Sonntag, 13. November 2011

„Gorleben muss raus aus der Lagersuche“ /12.11.11

Hamburg. Scharfe Kritik an der neuen Endlagersuche kommt von der Anti-Atomkraft-Initiative „.ausgestrahlt“. Es gehe gar nicht um Alternativen zu Gorleben, sagt ihr Sprecher Jochen Stay, unserer Redakteurin Yvonne Stock.

Wie „ergebnisoffen“ ist die Endlagersuche in Ihren Augen?

Der Bevölkerung wird suggeriert, jetzt gehe es um Alternativen zu Gorleben. Das ist falsch. Der Salzstock wird Tag und Nacht zum Endlager ausgebaut. Im Bundeshaushalt 2012 sind 73 Millionen Euro zum Ausbau von Gorleben vorgesehen und nur 3 Millionen Euro zur Suche nach Alternativen.

Was hatten Sie erhofft?
Zumindest einen Baustopp hatten wir erwartet, wenn nicht eine Aufgabe des Projekts. Denn geologisch ist Gorleben ungeeignet.

Warum?
Salz hat den Nachteil, dass es wasserlöslich ist. Wasser ist das Transportmedium unter Tage und wenn die Strahlung erst einmal im Wasser ist, kommt sie überall hin. Zumal der Salzstock Kontakt zum Grundwasser hat. Und es gibt unter dem Salz eine riesige Gasblase sowie im Salzstock Gas-, Öl- und Wassereinschlüsse. Wenn man heißen Atommüll dort einlagert, dehnen diese sich aus, es entstehen Risse, wo das Wasser durchkann. Diese Tatsachen sind schon lange bekannt, sie spielen aber in der Diskussion keine Rolle.

Warum nicht?
Es ging nie um Geologie, sondern immer um Politik. Gorleben war für die Atomkraftwerksbetreiber lange eine Art Lebensversicherung. AKW wurden nur genehmigt, wenn es bei der Endlagersuche Fortschritte gab. Und die konnten dann immer auf Gorleben verweisen.
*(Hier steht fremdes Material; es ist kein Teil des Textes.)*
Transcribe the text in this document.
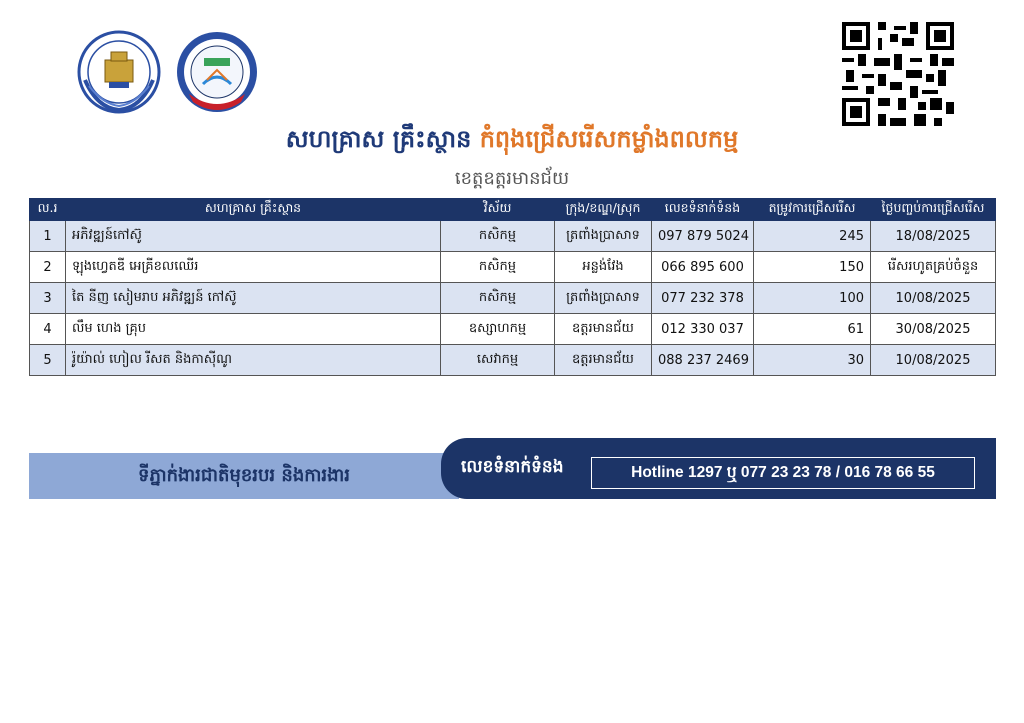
សហគ្រាស គ្រឹះស្ថាន កំពុងជ្រើសរើសកម្លាំងពលកម្ម
ខេត្តឧត្តរមានជ័យ
ល.រ	សហគ្រាស គ្រឹះស្ថាន	វិស័យ	ក្រុង/ខណ្ឌ/ស្រុក	លេខទំនាក់ទំនង	តម្រូវការជ្រើសរើស	ថ្ងៃបញ្ចប់ការជ្រើសរើស
1	អភិវឌ្ឍន៍កៅស៊ូ	កសិកម្ម	ត្រពាំងប្រាសាទ	097 879 5024	245	18/08/2025
2	ឡុងហ្វេតឌី អេគ្រីខលឈើរ	កសិកម្ម	អន្លង់វែង	066 895 600	150	រើសរហូតគ្រប់ចំនួន
3	តៃ នីញ សៀមរាប អភិវឌ្ឍន៍ កៅស៊ូ	កសិកម្ម	ត្រពាំងប្រាសាទ	077 232 378	100	10/08/2025
4	លឹម ហេង គ្រុប	ឧស្សាហកម្ម	ឧត្តរមានជ័យ	012 330 037	61	30/08/2025
5	រ៉ូយ៉ាល់ ហៀល រីសត និងកាស៊ីណូ	សេវាកម្ម	ឧត្តរមានជ័យ	088 237 2469	30	10/08/2025
ទីភ្នាក់ងារជាតិមុខរបរ និងការងារ	លេខទំនាក់ទំនង	Hotline 1297 ឬ 077 23 23 78 / 016 78 66 55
Die Opposition im Niedersächsischen Landtag hat heute den Ministerpräsidenten David McAllister (CDU) aufgefordert, gegen ein Endlager in Gorleben zu kämpfen. Trauen Sie ihm das zu?

McAllister bewegt sich schrittchenweise von Gorleben weg. Er hat die Landtagswahlen 2013 und schlechte Umfragewerte im Auge. Deshalb bewegt er sich. Aber der entscheidende Schritt fehlt noch: Eine Absage an Gorleben.

Wie müsste denn eine Suche nach einem Endlager aussehen?

Zunächst einmal darf nicht weiter Atommüll produziert werden. Gorleben muss raus aus der Suche, sonst wird es Gorleben auch werden. Es dürfen nicht die gleichen Wissenschaftler mit der Suche beauftragt werden, die Morsleben und die Asse fatalerweise für sicher erklärt haben. Erst braucht es Einigkeit über die Lagermethode, dann standortunabhängige Kriterien und erst am Ende macht es Sinn, konkrete Standorte zu suchen.

Vor kurzem hat Gorleben mit erhöhten Strahlenwerten für Schlagzeilen gesorgt. Die Landesregierung wiegelt ab. Was stimmt?

Die Landesbehörde, die Physikalisch-Technische Bundesanstalt und der TÜV haben dieselben Werte gemessen. Aber dann wurden unterschiedliche Zahlen für die natürliche Hintergrundstrahlung aus dem Erdreich abgezogen. Damit man unter den Grenzwerten bleibt, hat das niedersächsische Umweltministerium zu hohe Werte abgezogen.

Einige Politiker fordern deshalb, den Castor-Transport zu stoppen. Geht das noch?

Ja, natürlich. In dem Augenblick, wo Grenzwerte überschritten werden, darf nicht eingelagert werden. Aber ich halte diese Einsicht für unwahrscheinlich.

Sie rufen für den 26. November zu einer Demonstration im Wendland auf. Sind die Menschen nach dem Atomausstieg noch mobilisierbar?

Es laufen noch neun AKW. Die Endlagerfrage ist für viele Menschen ein Thema. Es werden vielleicht nicht so viele wie im Ausnahmejahr 2010 kommen, aber viel mehr als in den Jahren davor.

Das BKA hat vor heftigen Krawallen von Linksautonomen gewarnt. Glauben Sie daran?

Nein, die warnen jedes Mal. Es gibt eine große Einigkeit unter allen unterschiedlichen Protestgruppen, dass keine Menschen gefährdet werden sollen.